I swallow at least one note per meal that says “we’re all really proud of you,” in case the person who does my autopsy is having a bad day.
I have a three year old, a one year old, and a dog, and when I discover that someone chewed up my magazine and peed on the rug the dog is never my primary suspect.
Aging has caused me to need glasses. Glasses of beer. Glasses of wine. And glasses of bourbon.
cat: i brought you this dead mouse
me: no thanks
cat: then please accept this barf
me: i will not
cat: am i displeasing you?
me: absolutely
cat: [eyes narrow] good
Interviewer: Describe your current position.
Me [from my wheelchair]: Seated.
I like to take my pants off in the middle of arguments so they end quicker.
I definitely have more respect for teachers after homeschooling for the past few weeks. On the other hand, I should probably figure out whose kid this is. Anybody missing a math prodigy with a runny nose?

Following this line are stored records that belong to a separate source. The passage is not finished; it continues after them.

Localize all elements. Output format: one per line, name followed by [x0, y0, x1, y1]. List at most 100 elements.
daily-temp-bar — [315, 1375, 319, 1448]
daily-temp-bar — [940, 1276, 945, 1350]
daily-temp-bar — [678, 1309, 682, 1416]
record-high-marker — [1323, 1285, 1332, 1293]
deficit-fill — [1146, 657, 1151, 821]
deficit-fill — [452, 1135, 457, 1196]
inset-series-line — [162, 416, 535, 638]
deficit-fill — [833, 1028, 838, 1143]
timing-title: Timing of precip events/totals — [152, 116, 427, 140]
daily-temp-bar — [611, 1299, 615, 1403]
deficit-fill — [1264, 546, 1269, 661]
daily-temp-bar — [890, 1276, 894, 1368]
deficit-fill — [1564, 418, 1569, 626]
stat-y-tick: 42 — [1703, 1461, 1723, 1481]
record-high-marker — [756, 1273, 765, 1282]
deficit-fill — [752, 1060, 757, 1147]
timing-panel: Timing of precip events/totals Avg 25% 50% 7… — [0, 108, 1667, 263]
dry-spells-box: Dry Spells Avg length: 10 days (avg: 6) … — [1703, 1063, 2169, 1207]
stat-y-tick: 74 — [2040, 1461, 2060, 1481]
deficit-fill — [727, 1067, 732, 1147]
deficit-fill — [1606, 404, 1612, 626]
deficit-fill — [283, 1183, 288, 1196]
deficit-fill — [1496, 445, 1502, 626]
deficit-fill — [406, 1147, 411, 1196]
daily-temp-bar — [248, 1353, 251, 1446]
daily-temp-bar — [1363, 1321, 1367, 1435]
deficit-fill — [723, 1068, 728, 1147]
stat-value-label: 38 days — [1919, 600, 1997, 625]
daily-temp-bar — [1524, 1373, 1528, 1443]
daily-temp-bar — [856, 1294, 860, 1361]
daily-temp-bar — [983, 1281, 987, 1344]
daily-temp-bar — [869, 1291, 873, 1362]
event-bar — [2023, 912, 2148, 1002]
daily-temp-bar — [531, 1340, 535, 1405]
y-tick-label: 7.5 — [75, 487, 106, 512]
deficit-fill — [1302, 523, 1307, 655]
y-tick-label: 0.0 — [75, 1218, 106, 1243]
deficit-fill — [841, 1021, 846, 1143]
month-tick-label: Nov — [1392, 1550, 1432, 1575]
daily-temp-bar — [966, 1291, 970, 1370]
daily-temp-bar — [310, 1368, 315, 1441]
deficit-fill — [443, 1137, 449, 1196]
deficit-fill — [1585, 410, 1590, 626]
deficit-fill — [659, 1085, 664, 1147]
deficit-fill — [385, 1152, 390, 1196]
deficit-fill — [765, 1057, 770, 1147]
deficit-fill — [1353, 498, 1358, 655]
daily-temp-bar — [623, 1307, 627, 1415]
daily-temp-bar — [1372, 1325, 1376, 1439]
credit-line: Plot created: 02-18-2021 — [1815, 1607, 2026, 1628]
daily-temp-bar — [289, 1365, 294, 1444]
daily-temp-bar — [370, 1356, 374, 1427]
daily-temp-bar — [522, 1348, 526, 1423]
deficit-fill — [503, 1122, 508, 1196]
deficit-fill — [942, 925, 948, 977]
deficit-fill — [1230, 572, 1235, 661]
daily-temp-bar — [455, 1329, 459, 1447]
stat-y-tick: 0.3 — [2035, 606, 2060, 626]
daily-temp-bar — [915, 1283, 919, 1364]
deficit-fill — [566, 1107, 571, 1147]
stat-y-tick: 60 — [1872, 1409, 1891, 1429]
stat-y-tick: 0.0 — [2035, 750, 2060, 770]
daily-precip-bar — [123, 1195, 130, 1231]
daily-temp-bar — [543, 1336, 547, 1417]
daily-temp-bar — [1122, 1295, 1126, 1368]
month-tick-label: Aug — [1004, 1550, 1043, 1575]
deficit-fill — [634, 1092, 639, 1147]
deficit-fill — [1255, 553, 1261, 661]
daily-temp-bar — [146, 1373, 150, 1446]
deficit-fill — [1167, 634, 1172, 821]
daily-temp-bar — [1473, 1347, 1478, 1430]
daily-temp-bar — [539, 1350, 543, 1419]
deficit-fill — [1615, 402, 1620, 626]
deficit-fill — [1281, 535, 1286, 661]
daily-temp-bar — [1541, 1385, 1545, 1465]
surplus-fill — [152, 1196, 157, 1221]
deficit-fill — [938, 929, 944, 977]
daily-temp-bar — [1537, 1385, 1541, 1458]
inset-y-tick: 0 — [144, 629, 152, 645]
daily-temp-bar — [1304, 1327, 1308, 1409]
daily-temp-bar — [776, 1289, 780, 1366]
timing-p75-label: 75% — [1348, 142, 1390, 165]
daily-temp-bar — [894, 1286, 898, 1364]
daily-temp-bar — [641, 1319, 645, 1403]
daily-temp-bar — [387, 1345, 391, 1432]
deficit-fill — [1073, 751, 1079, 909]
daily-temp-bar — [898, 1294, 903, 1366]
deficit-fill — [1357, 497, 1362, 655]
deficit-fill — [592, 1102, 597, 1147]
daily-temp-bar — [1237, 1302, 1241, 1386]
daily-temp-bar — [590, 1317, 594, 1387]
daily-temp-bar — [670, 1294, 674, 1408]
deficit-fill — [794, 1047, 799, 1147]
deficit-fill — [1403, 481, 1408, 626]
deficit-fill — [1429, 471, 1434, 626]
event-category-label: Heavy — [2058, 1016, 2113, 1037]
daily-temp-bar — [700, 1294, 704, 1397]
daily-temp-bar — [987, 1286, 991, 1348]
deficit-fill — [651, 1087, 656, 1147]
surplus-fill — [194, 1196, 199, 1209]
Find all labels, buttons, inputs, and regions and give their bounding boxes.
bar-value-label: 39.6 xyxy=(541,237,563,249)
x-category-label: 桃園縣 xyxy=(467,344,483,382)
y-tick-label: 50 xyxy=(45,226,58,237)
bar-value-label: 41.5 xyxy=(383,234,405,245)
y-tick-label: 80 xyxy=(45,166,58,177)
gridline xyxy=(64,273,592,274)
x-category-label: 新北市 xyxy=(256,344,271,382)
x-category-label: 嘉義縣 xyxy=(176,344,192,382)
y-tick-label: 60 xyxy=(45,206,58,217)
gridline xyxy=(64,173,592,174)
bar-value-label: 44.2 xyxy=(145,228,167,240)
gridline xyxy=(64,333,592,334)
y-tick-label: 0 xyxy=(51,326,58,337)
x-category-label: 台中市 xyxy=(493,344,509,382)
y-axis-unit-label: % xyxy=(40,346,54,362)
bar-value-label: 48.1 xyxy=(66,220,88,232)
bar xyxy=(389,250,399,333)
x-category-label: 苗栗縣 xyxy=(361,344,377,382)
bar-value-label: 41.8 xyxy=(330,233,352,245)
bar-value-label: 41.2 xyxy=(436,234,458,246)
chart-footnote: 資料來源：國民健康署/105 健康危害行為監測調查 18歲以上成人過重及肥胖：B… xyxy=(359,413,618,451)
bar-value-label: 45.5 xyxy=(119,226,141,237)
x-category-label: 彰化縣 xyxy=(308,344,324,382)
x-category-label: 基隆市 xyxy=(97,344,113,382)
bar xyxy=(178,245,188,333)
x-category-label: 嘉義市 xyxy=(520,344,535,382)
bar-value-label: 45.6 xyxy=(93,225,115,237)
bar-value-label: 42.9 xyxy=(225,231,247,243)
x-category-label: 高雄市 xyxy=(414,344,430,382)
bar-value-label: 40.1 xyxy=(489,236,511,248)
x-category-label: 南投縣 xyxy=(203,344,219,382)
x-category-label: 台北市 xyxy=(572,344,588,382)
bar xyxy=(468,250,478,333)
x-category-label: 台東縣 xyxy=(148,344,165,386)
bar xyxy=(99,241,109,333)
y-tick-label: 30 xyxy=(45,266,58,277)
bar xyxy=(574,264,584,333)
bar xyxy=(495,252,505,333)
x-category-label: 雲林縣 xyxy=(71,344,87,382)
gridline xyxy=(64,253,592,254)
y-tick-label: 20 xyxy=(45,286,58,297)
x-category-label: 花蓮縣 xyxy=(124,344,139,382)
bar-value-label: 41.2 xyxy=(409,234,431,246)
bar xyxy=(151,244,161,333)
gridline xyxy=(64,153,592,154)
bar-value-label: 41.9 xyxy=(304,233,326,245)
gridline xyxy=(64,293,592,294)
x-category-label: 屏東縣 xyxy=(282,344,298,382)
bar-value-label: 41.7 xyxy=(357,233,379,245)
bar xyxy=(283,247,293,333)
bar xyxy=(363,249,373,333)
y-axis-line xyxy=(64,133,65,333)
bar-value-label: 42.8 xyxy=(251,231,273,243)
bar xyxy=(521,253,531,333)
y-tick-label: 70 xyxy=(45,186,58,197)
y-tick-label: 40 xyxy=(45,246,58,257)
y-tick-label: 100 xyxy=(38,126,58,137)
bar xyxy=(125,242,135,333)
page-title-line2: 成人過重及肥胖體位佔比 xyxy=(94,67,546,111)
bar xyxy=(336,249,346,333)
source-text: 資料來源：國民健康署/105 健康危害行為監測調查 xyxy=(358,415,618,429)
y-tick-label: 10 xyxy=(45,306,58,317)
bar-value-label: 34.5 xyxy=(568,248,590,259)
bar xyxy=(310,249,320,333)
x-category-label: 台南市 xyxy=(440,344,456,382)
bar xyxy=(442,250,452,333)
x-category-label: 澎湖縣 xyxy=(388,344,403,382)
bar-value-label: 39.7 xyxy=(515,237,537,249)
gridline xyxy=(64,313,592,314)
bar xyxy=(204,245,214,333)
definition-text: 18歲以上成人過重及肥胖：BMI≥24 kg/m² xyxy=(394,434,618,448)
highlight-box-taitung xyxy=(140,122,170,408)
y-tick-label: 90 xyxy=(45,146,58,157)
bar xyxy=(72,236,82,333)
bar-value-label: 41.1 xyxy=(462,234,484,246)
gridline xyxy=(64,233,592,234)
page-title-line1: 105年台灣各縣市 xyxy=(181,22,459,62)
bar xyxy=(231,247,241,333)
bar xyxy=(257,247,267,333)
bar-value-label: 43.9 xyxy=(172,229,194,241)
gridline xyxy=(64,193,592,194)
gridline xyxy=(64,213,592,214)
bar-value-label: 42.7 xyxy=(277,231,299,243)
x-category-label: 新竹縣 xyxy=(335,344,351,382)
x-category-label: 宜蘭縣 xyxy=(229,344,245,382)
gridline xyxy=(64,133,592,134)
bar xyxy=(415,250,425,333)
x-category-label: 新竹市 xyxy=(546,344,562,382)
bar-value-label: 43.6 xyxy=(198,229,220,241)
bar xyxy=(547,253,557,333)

Them: Alcohol is not a healthy coping mechanism.
Me: Okay but when I tried to keep a therapist in the cupboard above the fridge I got in trouble so…
Things I’m leaving in 2021:
Telling my kids to brush their teeth. Have fun with cavities you dummies.
Hiding my snacks from kids. No you can’t have any. Get a job and buy your own.
Waiting until 5pm to drink wine. 9am rosé pairs well with another lockdown and virtual learning.